| Smaller screened smartphones aren't a new market that needs to be defined though. Most people know what they are by virtue of having lived through the era that they were the only choice. And as OP pointed out, Apple makes a smaller screened smartphone, so they exist. In some comment on this post someone said that it accounts for 3% of Apple's phone sales. How big is the group of people that want a smaller smart phone but aren't willing or able to switch to Apple? Who knows. My intuition says not many, but maybe we'll find out through OP's efforts. I'm an iPhone user and the only reason I haven't switched to something like the iPhone Mini is because I want the better camera on the pro's. |
1. The industry push for thin due to the consumer dislike of thick.
2. The invisible consumer expectation that smaller mobiles should be cheaper.
A mini screen with a fat body (large battery, good camera) is what many functionally oriented people should want, but cost and form will limit consumer desire and make it an extremely niche product?!?
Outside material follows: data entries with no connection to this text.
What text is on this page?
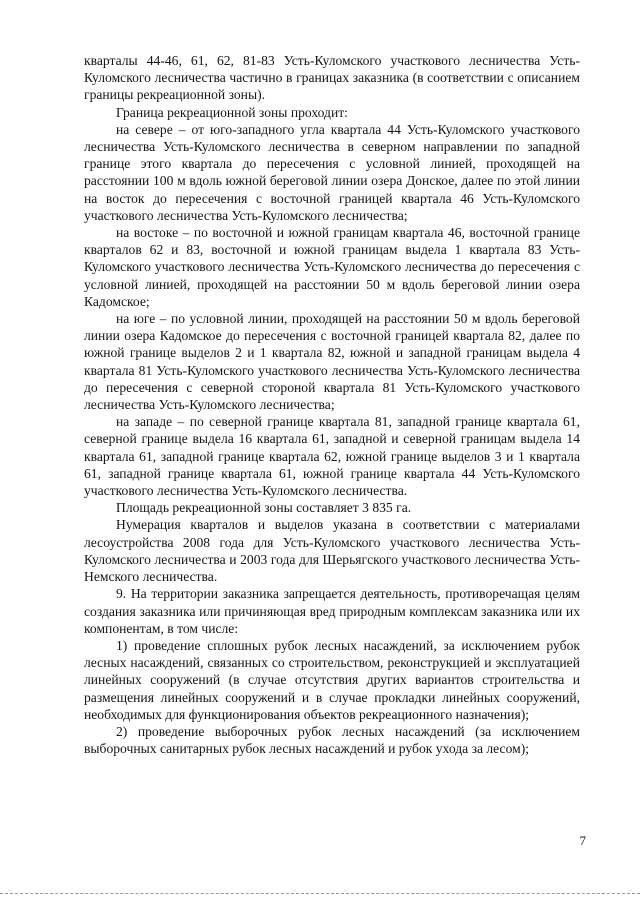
кварталы 44-46, 61, 62, 81-83 Усть-Куломского участкового лесничества Усть-Куломского лесничества частично в границах заказника (в соответствии с описанием границы рекреационной зоны).

Граница рекреационной зоны проходит:

на севере – от юго-западного угла квартала 44 Усть-Куломского участкового лесничества Усть-Куломского лесничества в северном направлении по западной границе этого квартала до пересечения с условной линией, проходящей на расстоянии 100 м вдоль южной береговой линии озера Донское, далее по этой линии на восток до пересечения с восточной границей квартала 46 Усть-Куломского участкового лесничества Усть-Куломского лесничества;

на востоке – по восточной и южной границам квартала 46, восточной границе кварталов 62 и 83, восточной и южной границам выдела 1 квартала 83 Усть-Куломского участкового лесничества Усть-Куломского лесничества до пересечения с условной линией, проходящей на расстоянии 50 м вдоль береговой линии озера Кадомское;

на юге – по условной линии, проходящей на расстоянии 50 м вдоль береговой линии озера Кадомское до пересечения с восточной границей квартала 82, далее по южной границе выделов 2 и 1 квартала 82, южной и западной границам выдела 4 квартала 81 Усть-Куломского участкового лесничества Усть-Куломского лесничества до пересечения с северной стороной квартала 81 Усть-Куломского участкового лесничества Усть-Куломского лесничества;

на западе – по северной границе квартала 81, западной границе квартала 61, северной границе выдела 16 квартала 61, западной и северной границам выдела 14 квартала 61, западной границе квартала 62, южной границе выделов 3 и 1 квартала 61, западной границе квартала 61, южной границе квартала 44 Усть-Куломского участкового лесничества Усть-Куломского лесничества.

Площадь рекреационной зоны составляет 3 835 га.

Нумерация кварталов и выделов указана в соответствии с материалами лесоустройства 2008 года для Усть-Куломского участкового лесничества Усть-Куломского лесничества и 2003 года для Шерьягского участкового лесничества Усть-Немского лесничества.

9. На территории заказника запрещается деятельность, противоречащая целям создания заказника или причиняющая вред природным комплексам заказника или их компонентам, в том числе:

1) проведение сплошных рубок лесных насаждений, за исключением рубок лесных насаждений, связанных со строительством, реконструкцией и эксплуатацией линейных сооружений (в случае отсутствия других вариантов строительства и размещения линейных сооружений и в случае прокладки линейных сооружений, необходимых для функционирования объектов рекреационного назначения);

2) проведение выборочных рубок лесных насаждений (за исключением выборочных санитарных рубок лесных насаждений и рубок ухода за лесом);

7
Edit: I am thinking more Canon IXUS cross bred with a 20000mAh powerbank and stock Android One. In fact Canon or another reliable camera brand would be the perfect manufacturer. Fat and robust could work: sell the functionally ugly to practical tradesmen type? Unfortunately writer desires thin and light, which I don’t care about. No need for front-facing camera, instead put a 1” (4:3?) screen on the side of the main camera to allow for pointing/framing when doing selfies.
Functionally oriented people often have other constraints. I have tight constraints for mobiles: I am price sensitive (I break or lose phones), I want vanilla Android (manufacturer skinned often has broken upgrades & broken privacy & broken features), and I generally won’t buy products from extremely niche brands (unpredictable reliability, & trust issues).